RFR(XL): 8203469: Faster safepoints
Patricio Chilano
patricio.chilano.mateo at oracle.com
Fri Feb 8 16:46:55 UTC 2019
Correction about the fence, I think we actually need it to avoid the
change of state to _thread_blocked to float above
frame_anchor()->make_walkable. So it should be:
--- a/src/hotspot/share/runtime/interfaceSupport.inline.hpp
+++ b/src/hotspot/share/runtime/interfaceSupport.inline.hpp
@@ -314,8 +314,7 @@
// Once we are blocked vm expects stack to be walkable
thread->frame_anchor()->make_walkable(thread);
- thread->set_thread_state((JavaThreadState)(_thread_in_vm + 1));
- InterfaceSupport::serialize_thread_state_with_handler(thread);
+ OrderAccess::storestore();
thread->set_thread_state(_thread_blocked);
Otherwise if we keep
"InterfaceSupport::serialize_thread_state_with_handler(thread);" maybe
we should also change the comment "// Make sure new state is seen by VM
thread".
Thanks,
Patricio
On 2/8/19 10:58 AM, Patricio Chilano wrote:
> Hi Robbin,
>
> Version v06_2 looks good to me.
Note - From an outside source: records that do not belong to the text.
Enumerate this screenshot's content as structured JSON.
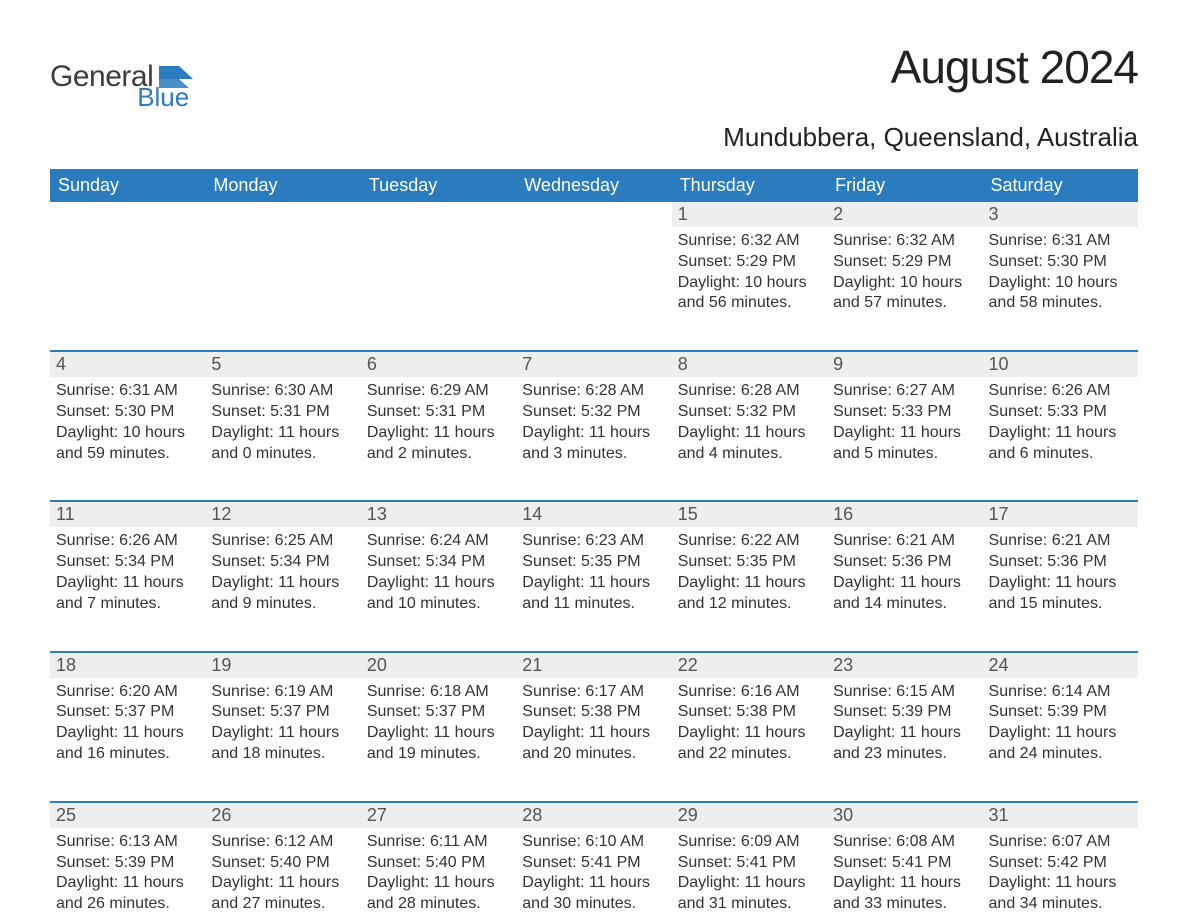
{
  "logo": {
    "text1": "General",
    "text2": "Blue",
    "flag_color": "#2b7bbf"
  },
  "title": "August 2024",
  "location": "Mundubbera, Queensland, Australia",
  "colors": {
    "header_bg": "#2b7bbf",
    "header_fg": "#ffffff",
    "daynum_bg": "#eeeeee",
    "daynum_border": "#2b7bbf",
    "body_text": "#333333",
    "page_bg": "#ffffff"
  },
  "typography": {
    "title_fontsize": 46,
    "location_fontsize": 26,
    "dow_fontsize": 18,
    "daynum_fontsize": 18,
    "detail_fontsize": 16
  },
  "layout": {
    "columns": 7,
    "rows": 5
  },
  "days_of_week": [
    "Sunday",
    "Monday",
    "Tuesday",
    "Wednesday",
    "Thursday",
    "Friday",
    "Saturday"
  ],
  "weeks": [
    [
      null,
      null,
      null,
      null,
      {
        "n": "1",
        "sunrise": "6:32 AM",
        "sunset": "5:29 PM",
        "daylight": "10 hours and 56 minutes."
      },
      {
        "n": "2",
        "sunrise": "6:32 AM",
        "sunset": "5:29 PM",
        "daylight": "10 hours and 57 minutes."
      },
      {
        "n": "3",
        "sunrise": "6:31 AM",
        "sunset": "5:30 PM",
        "daylight": "10 hours and 58 minutes."
      }
    ],
    [
      {
        "n": "4",
        "sunrise": "6:31 AM",
        "sunset": "5:30 PM",
        "daylight": "10 hours and 59 minutes."
      },
      {
        "n": "5",
        "sunrise": "6:30 AM",
        "sunset": "5:31 PM",
        "daylight": "11 hours and 0 minutes."
      },
      {
        "n": "6",
        "sunrise": "6:29 AM",
        "sunset": "5:31 PM",
        "daylight": "11 hours and 2 minutes."
      },
      {
        "n": "7",
        "sunrise": "6:28 AM",
        "sunset": "5:32 PM",
        "daylight": "11 hours and 3 minutes."
      },
      {
        "n": "8",
        "sunrise": "6:28 AM",
        "sunset": "5:32 PM",
        "daylight": "11 hours and 4 minutes."
      },
      {
        "n": "9",
        "sunrise": "6:27 AM",
        "sunset": "5:33 PM",
        "daylight": "11 hours and 5 minutes."
      },
      {
        "n": "10",
        "sunrise": "6:26 AM",
        "sunset": "5:33 PM",
        "daylight": "11 hours and 6 minutes."
      }
    ],
    [
      {
        "n": "11",
        "sunrise": "6:26 AM",
        "sunset": "5:34 PM",
        "daylight": "11 hours and 7 minutes."
      },
      {
        "n": "12",
        "sunrise": "6:25 AM",
        "sunset": "5:34 PM",
        "daylight": "11 hours and 9 minutes."
      },
      {
        "n": "13",
        "sunrise": "6:24 AM",
        "sunset": "5:34 PM",
        "daylight": "11 hours and 10 minutes."
      },
      {
        "n": "14",
        "sunrise": "6:23 AM",
        "sunset": "5:35 PM",
        "daylight": "11 hours and 11 minutes."
      },
      {
        "n": "15",
        "sunrise": "6:22 AM",
        "sunset": "5:35 PM",
        "daylight": "11 hours and 12 minutes."
      },
      {
        "n": "16",
        "sunrise": "6:21 AM",
        "sunset": "5:36 PM",
        "daylight": "11 hours and 14 minutes."
      },
      {
        "n": "17",
        "sunrise": "6:21 AM",
        "sunset": "5:36 PM",
        "daylight": "11 hours and 15 minutes."
      }
    ],
    [
      {
        "n": "18",
        "sunrise": "6:20 AM",
        "sunset": "5:37 PM",
        "daylight": "11 hours and 16 minutes."
      },
      {
        "n": "19",
        "sunrise": "6:19 AM",
        "sunset": "5:37 PM",
        "daylight": "11 hours and 18 minutes."
      },
      {
        "n": "20",
        "sunrise": "6:18 AM",
        "sunset": "5:37 PM",
        "daylight": "11 hours and 19 minutes."
      },
      {
        "n": "21",
        "sunrise": "6:17 AM",
        "sunset": "5:38 PM",
        "daylight": "11 hours and 20 minutes."
      },
      {
        "n": "22",
        "sunrise": "6:16 AM",
        "sunset": "5:38 PM",
        "daylight": "11 hours and 22 minutes."
      },
      {
        "n": "23",
        "sunrise": "6:15 AM",
        "sunset": "5:39 PM",
        "daylight": "11 hours and 23 minutes."
      },
      {
        "n": "24",
        "sunrise": "6:14 AM",
        "sunset": "5:39 PM",
        "daylight": "11 hours and 24 minutes."
      }
    ],
    [
      {
        "n": "25",
        "sunrise": "6:13 AM",
        "sunset": "5:39 PM",
        "daylight": "11 hours and 26 minutes."
      },
      {
        "n": "26",
        "sunrise": "6:12 AM",
        "sunset": "5:40 PM",
        "daylight": "11 hours and 27 minutes."
      },
      {
        "n": "27",
        "sunrise": "6:11 AM",
        "sunset": "5:40 PM",
        "daylight": "11 hours and 28 minutes."
      },
      {
        "n": "28",
        "sunrise": "6:10 AM",
        "sunset": "5:41 PM",
        "daylight": "11 hours and 30 minutes."
      },
      {
        "n": "29",
        "sunrise": "6:09 AM",
        "sunset": "5:41 PM",
        "daylight": "11 hours and 31 minutes."
      },
      {
        "n": "30",
        "sunrise": "6:08 AM",
        "sunset": "5:41 PM",
        "daylight": "11 hours and 33 minutes."
      },
      {
        "n": "31",
        "sunrise": "6:07 AM",
        "sunset": "5:42 PM",
        "daylight": "11 hours and 34 minutes."
      }
    ]
  ],
  "labels": {
    "sunrise": "Sunrise:",
    "sunset": "Sunset:",
    "daylight": "Daylight:"
  }
}
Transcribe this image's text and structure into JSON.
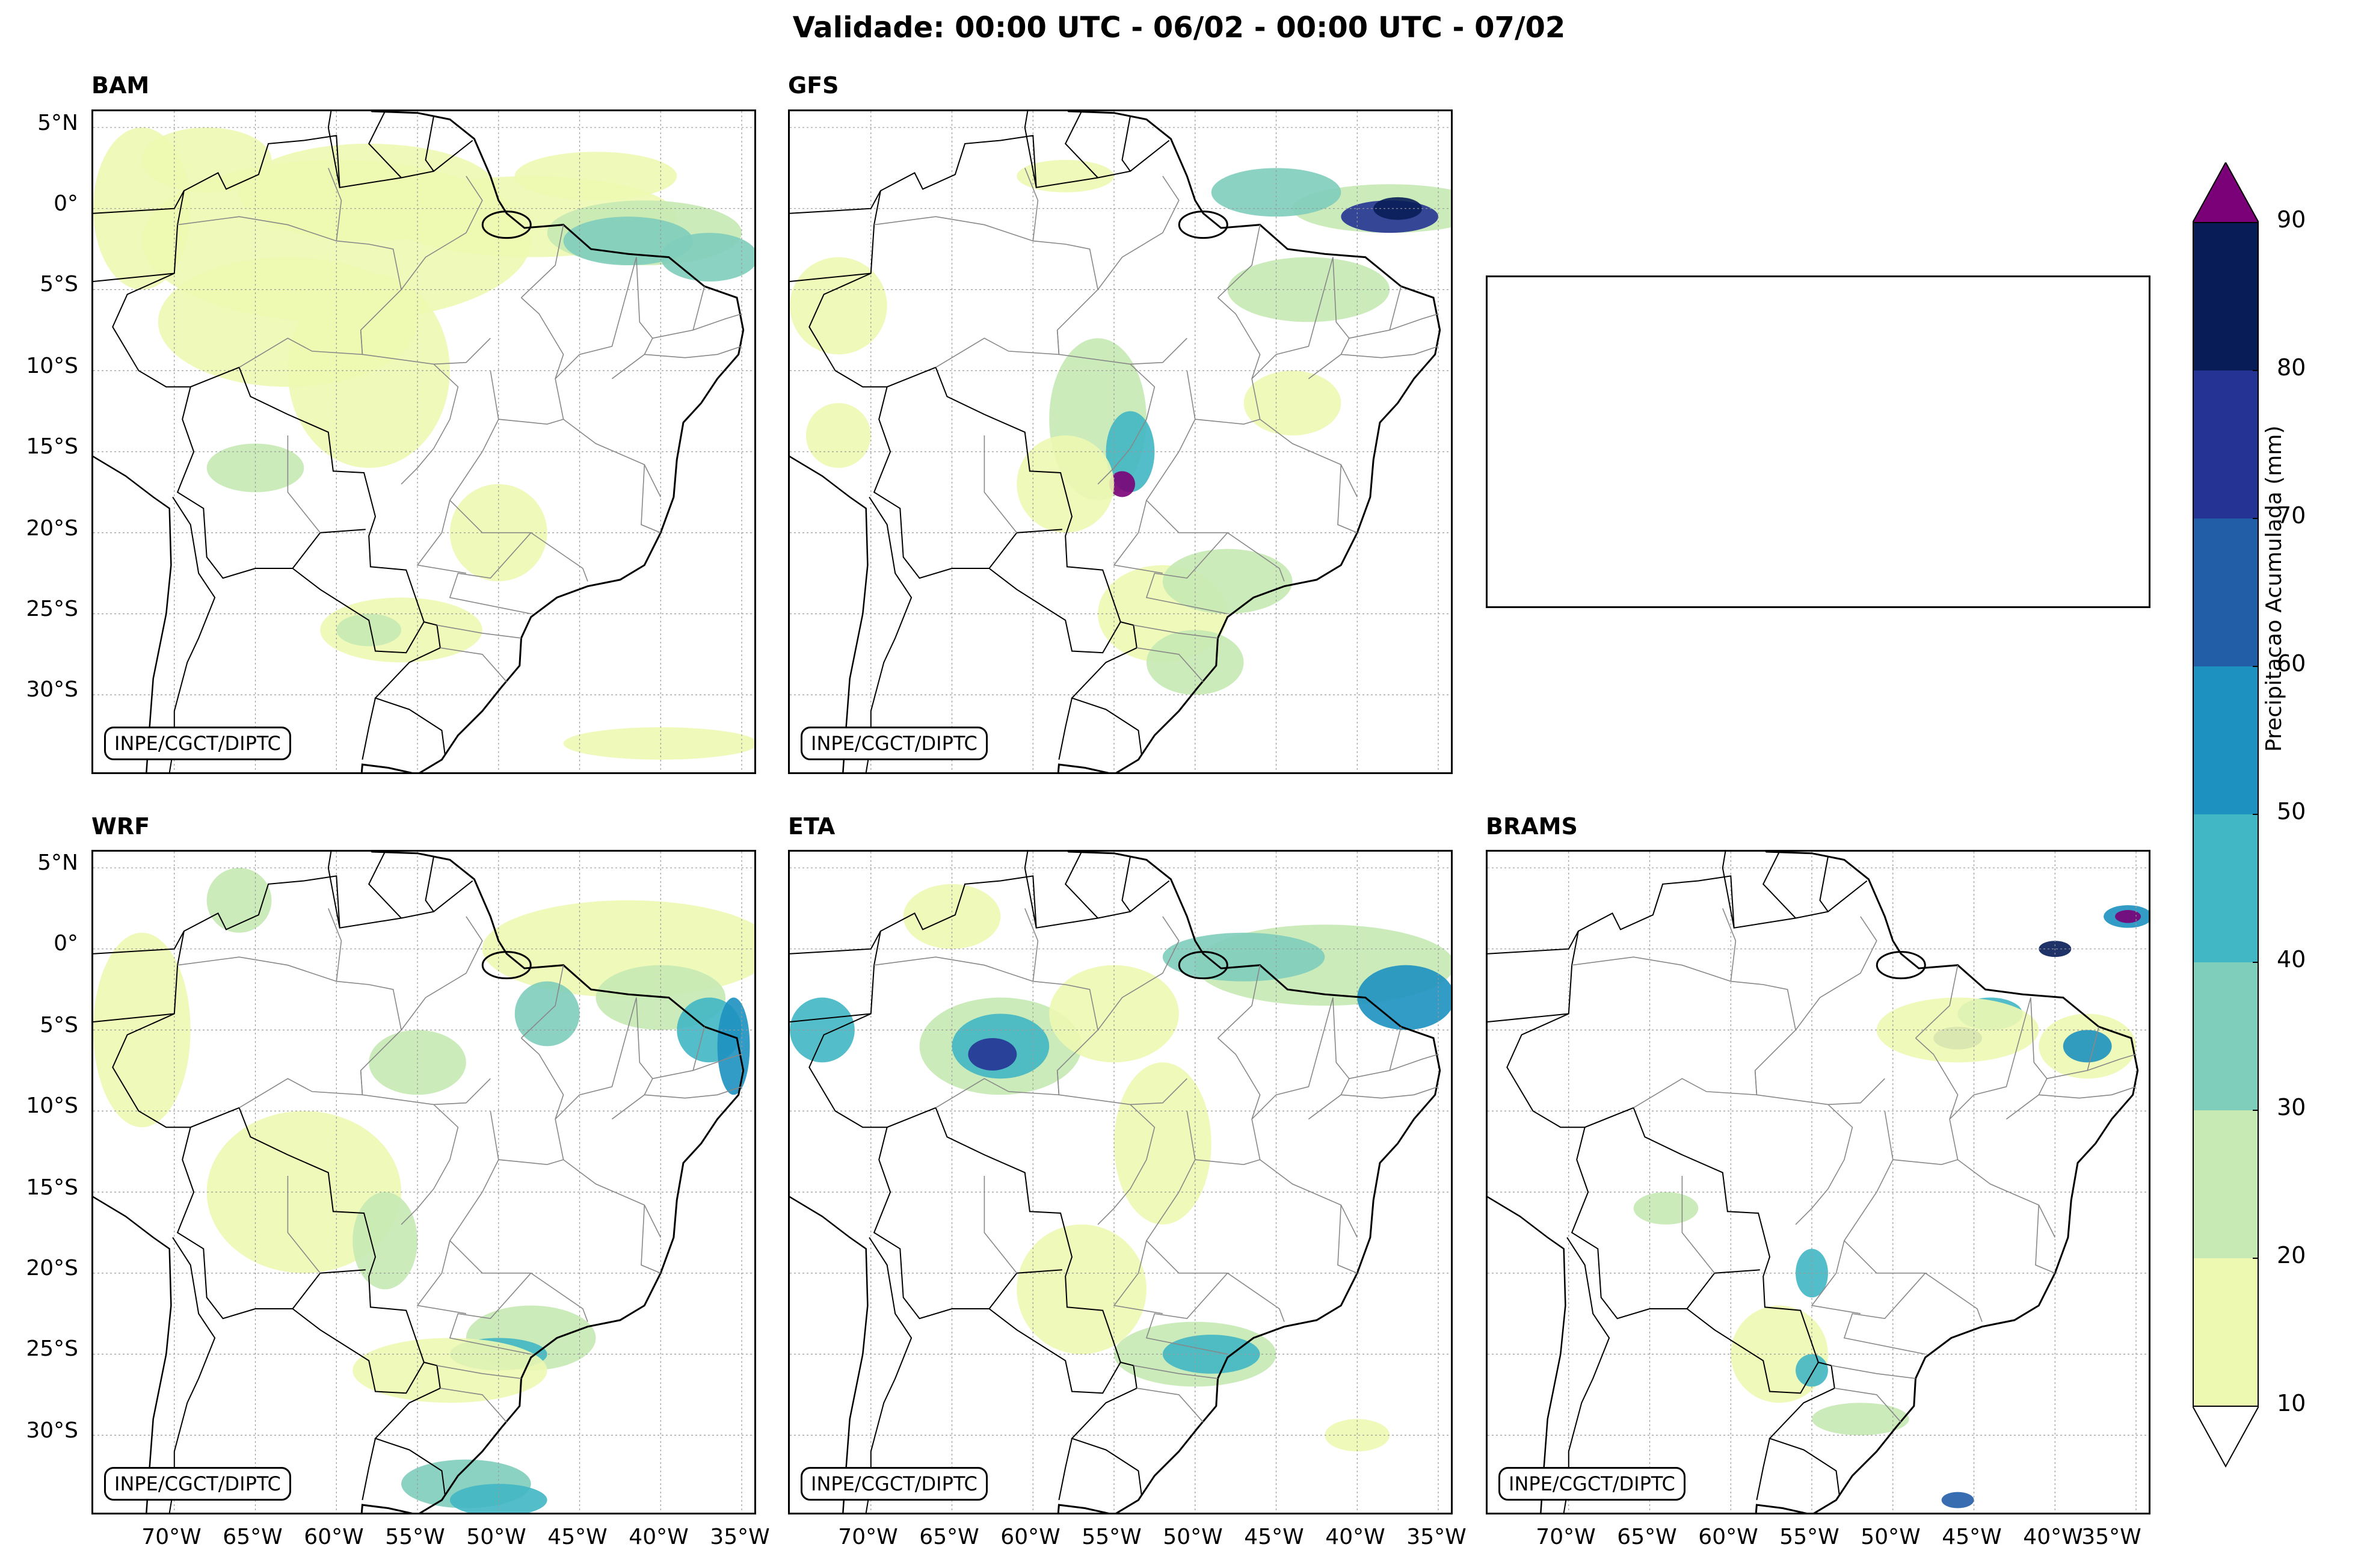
{
  "title": "Validade: 00:00 UTC - 06/02 - 00:00 UTC - 07/02",
  "credit": "INPE/CGCT/DIPTC",
  "panels": [
    {
      "name": "BAM"
    },
    {
      "name": "GFS"
    },
    {
      "name": "WRF"
    },
    {
      "name": "ETA"
    },
    {
      "name": "BRAMS"
    }
  ],
  "lat_labels": [
    "5°N",
    "0°",
    "5°S",
    "10°S",
    "15°S",
    "20°S",
    "25°S",
    "30°S"
  ],
  "lon_labels": [
    "70°W",
    "65°W",
    "60°W",
    "55°W",
    "50°W",
    "45°W",
    "40°W",
    "35°W"
  ],
  "colorbar": {
    "label": "Precipitacao Acumulada (mm)",
    "ticks": [
      "10",
      "20",
      "30",
      "40",
      "50",
      "60",
      "70",
      "80",
      "90"
    ],
    "colors": [
      "#edf8b1",
      "#c7e9b4",
      "#7fcdbb",
      "#41b6c4",
      "#1d91c0",
      "#225ea8",
      "#253494",
      "#081d58"
    ],
    "over_color": "#7a0177",
    "under_color": "#ffffff"
  }
}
One minor comment:
>
> --- a/src/hotspot/share/runtime/interfaceSupport.inline.hpp
> +++ b/src/hotspot/share/runtime/interfaceSupport.inline.hpp
> @@ -314,9 +314,6 @@
> // Once we are blocked vm expects stack to be walkable
> thread->frame_anchor()->make_walkable(thread);
>
> - thread->set_thread_state((JavaThreadState)(_thread_in_vm + 1));
> - InterfaceSupport::serialize_thread_state_with_handler(thread);
> -
> thread->set_thread_state(_thread_blocked);
>
> Since we are not calling SS::block() anymore in the TBIVMWDC
> constructor we can remove setting the thread state to the temporary
> _thread_in_vm_trans and also the fence after that.
>
>
> Thanks,
> Patricio
>
> On 2/7/19 11:05 AM, Robbin Ehn wrote:
>> Hi all, here is the promised re-base (v06) on
>> 8210832: Remove sneaky locking in class Monitor.
>>
>> v06_1 is just a straight re-base.
>>
>> Full:
>> http://cr.openjdk.java.net/~rehn/8203469/v06_1/full/
>> Inc:
>> http://cr.openjdk.java.net/~rehn/8203469/v06_1/inc/
>>
>> Passes stress test and t1-5.
>>
>> But there is a 'better' way.
>> Before I added the more graceful "_vm_wait->wait();" semaphore in the
>> while
>> (_waiting_to_block > 0) { loop, it was a just a busy spin using the same
>> back-off as the rolling forward loop. It turns out that we mostly
>> never spin
>> here at all, when all java threads are stop the callbacks is often
>> already done.
>> So the addition of the semaphore have no impact on our benchmarks and
>> is mostly
>> unused. This is because most threads are in java which we need to
>> spin-wait
>> since they can elide into native without doing a callback. My
>> proposed re-base
>> removes the the callbacks completely and let the vm thread do all thread
>> accounting. All that the stopping threads needs to do is write state and
>> safepoint id, everything else is handle by the vm thread. We trade 2
>> atomics +
>> a local store per thread against doing 2 stores per thread by the vm
>> thread.
>> This makes it possible for a thread in vm to transition into blocked
>> WITHOUT
>> safepoint poll. Just set thread_blocked and promise to do safepoint
>> poll when
>> leaving that state.
>>
>> v06_2
>> Full:
>> http://cr.openjdk.java.net/~rehn/8203469/v06_2/full/
>> Inc against v05:
>> http://cr.openjdk.java.net/~rehn/8203469/v06_2/inc/
>> Inc against v06_1:
>> http://cr.openjdk.java.net/~rehn/8203469/v06_2/rebase_inc/
>>
>> v06_2 simplifies and removes ~200 LOC with same performance.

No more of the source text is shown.